Это Мариенгоф пишет уже Козакову-старшему (и не стоит пугаться обращения «милая»: Анатолий Борисович как только ни подтрунивал над своим другом). Картина и впрямь идиллическая. Знай пиши себе, выходи на берег озера покурить трубку, сплавай к друзьям – рай, да и только.
А в декабре Мариенгоф – в Первопрестольной. Восемь месяцев не был в столице. Сначала останавливается у Агнии Барто, потом перебирается в гостиницу «Москва». Но его везде разыскивают друзья. И с Барто успевает пообщаться, и с Саррой Лебедевой, и с Александром Тышлером. То и дело звонит Александр Крон.
Бегать по редакциям и театрам пока не получается (новые штиблеты натёрли ноги), поэтому все переговоры ведутся «по телефону! в пижаме!». Действительно, какое блаженство! Особенно когда живёшь в лучшей гостинице, весь во внимании старых друзей, ведёшь серьёзные переговоры по беспроигрышным пьесам, а в перерывах почитываешь «Сагу о Форсайтах». Жизнь в Москве, правда, обходится дорого: «40 рублей номер, 15 – завтрак, 25 – обед и 15 – ужин, итого 95 целковых. А папироски, а, Нюха, по телефону позвонить, а когда-нибудь 100 грамм выпить, а туда-сюда…». Безумно дорого, но Мариенгоф не решается беспокоить друзей своим постоянным присутствием и потому живёт в гостинице. Ох уж эта интеллигентность!..

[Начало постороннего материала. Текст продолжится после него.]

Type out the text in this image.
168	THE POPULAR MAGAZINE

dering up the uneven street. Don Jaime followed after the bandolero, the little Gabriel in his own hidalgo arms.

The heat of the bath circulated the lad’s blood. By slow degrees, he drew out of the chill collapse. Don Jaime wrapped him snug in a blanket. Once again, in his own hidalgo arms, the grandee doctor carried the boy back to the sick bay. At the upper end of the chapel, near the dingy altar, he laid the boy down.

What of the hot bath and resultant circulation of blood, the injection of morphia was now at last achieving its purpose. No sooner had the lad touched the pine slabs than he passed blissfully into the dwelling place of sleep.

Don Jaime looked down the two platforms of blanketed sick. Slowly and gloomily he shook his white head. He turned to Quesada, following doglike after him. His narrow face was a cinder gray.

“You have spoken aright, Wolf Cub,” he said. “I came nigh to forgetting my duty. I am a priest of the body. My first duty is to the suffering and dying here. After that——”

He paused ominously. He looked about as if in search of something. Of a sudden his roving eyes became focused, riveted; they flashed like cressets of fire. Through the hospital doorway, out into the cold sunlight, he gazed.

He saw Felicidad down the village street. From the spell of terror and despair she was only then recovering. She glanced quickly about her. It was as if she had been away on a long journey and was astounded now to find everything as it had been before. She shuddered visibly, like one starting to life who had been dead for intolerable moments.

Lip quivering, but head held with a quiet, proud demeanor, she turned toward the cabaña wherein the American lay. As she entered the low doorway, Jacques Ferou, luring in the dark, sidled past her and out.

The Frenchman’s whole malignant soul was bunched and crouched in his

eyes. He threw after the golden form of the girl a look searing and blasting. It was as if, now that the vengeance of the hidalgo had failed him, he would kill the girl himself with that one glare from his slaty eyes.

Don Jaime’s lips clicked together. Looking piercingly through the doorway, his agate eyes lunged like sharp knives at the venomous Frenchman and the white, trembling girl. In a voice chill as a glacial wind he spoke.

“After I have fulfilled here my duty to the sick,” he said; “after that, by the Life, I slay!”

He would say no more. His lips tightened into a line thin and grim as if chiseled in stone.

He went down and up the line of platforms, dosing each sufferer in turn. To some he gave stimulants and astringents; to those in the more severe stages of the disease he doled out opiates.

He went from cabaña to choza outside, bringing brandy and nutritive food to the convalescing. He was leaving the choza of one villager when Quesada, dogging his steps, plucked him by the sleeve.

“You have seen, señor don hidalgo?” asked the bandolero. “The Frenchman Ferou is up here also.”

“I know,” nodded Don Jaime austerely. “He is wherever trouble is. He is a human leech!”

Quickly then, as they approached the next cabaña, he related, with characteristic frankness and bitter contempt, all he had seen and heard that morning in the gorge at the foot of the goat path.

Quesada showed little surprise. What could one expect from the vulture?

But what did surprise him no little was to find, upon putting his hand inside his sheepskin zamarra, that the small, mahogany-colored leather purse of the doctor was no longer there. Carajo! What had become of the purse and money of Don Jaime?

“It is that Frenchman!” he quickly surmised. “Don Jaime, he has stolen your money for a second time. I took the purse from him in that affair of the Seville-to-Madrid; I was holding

Но дело не терпит отлагательства, и Анатолий Борисович начинает бегать «холуем при своей пьесе». Точнее, при двух. Он приехал, дабы разбудить Главрепертком. «Остров великих надежд» сдан давно, но прочитать пьесу не торопятся. Не могут даже найти два (!) экземпляра с первой и второй правкой. Ни секретарь Главреперткома, ни председатель. А Мариенгоф привёз экземпляр с последней правкой. Пятой!
Вторая пьеса – «Горячая голова». Её Мариенгоф пытается пристроить знакомым режиссёрам. К нему наведываются Сергей Плотников (Архангельский театр драмы) и Юрий Завадский (Театр имени Моссовета). Заходит к Мариенгофу и Елена Ивановна Страдомская, новый режиссёр Малого театра. С большим интересом берёт почитать на денёк авторский экземпляр. И на руках ничего не остаётся. А к Мариенгофу так и ломятся, спрашивают с него комедию – и госпожа Токарева (помреж главного режиссёра Театра сатиры Николая Петрова), и госпожа Александрова (директор Театра имени Станиславского). Интересуются новой пьесой и более мелкие театры – Театр транспорта и Театр Красной армии. Отказал в постановке пока один только Охлопков (Театр драмы).
Вечера Мариенгоф проводит у Барто. Она рассказывает, как и её вслед за Маршаком и Кассилем пытались обвинить в космополитизме. Агния Львовна с мужем Андреем Владимировичем Щегляевым зовут Анатолия Борисовича и Анну Борисовну к себе на дачу. Мариенгоф терпеть не может дач («Заборы, заборы, заборы и малособлазнительные домики уборных»), но соглашается – как устоять перед обаянием хозяйки дома?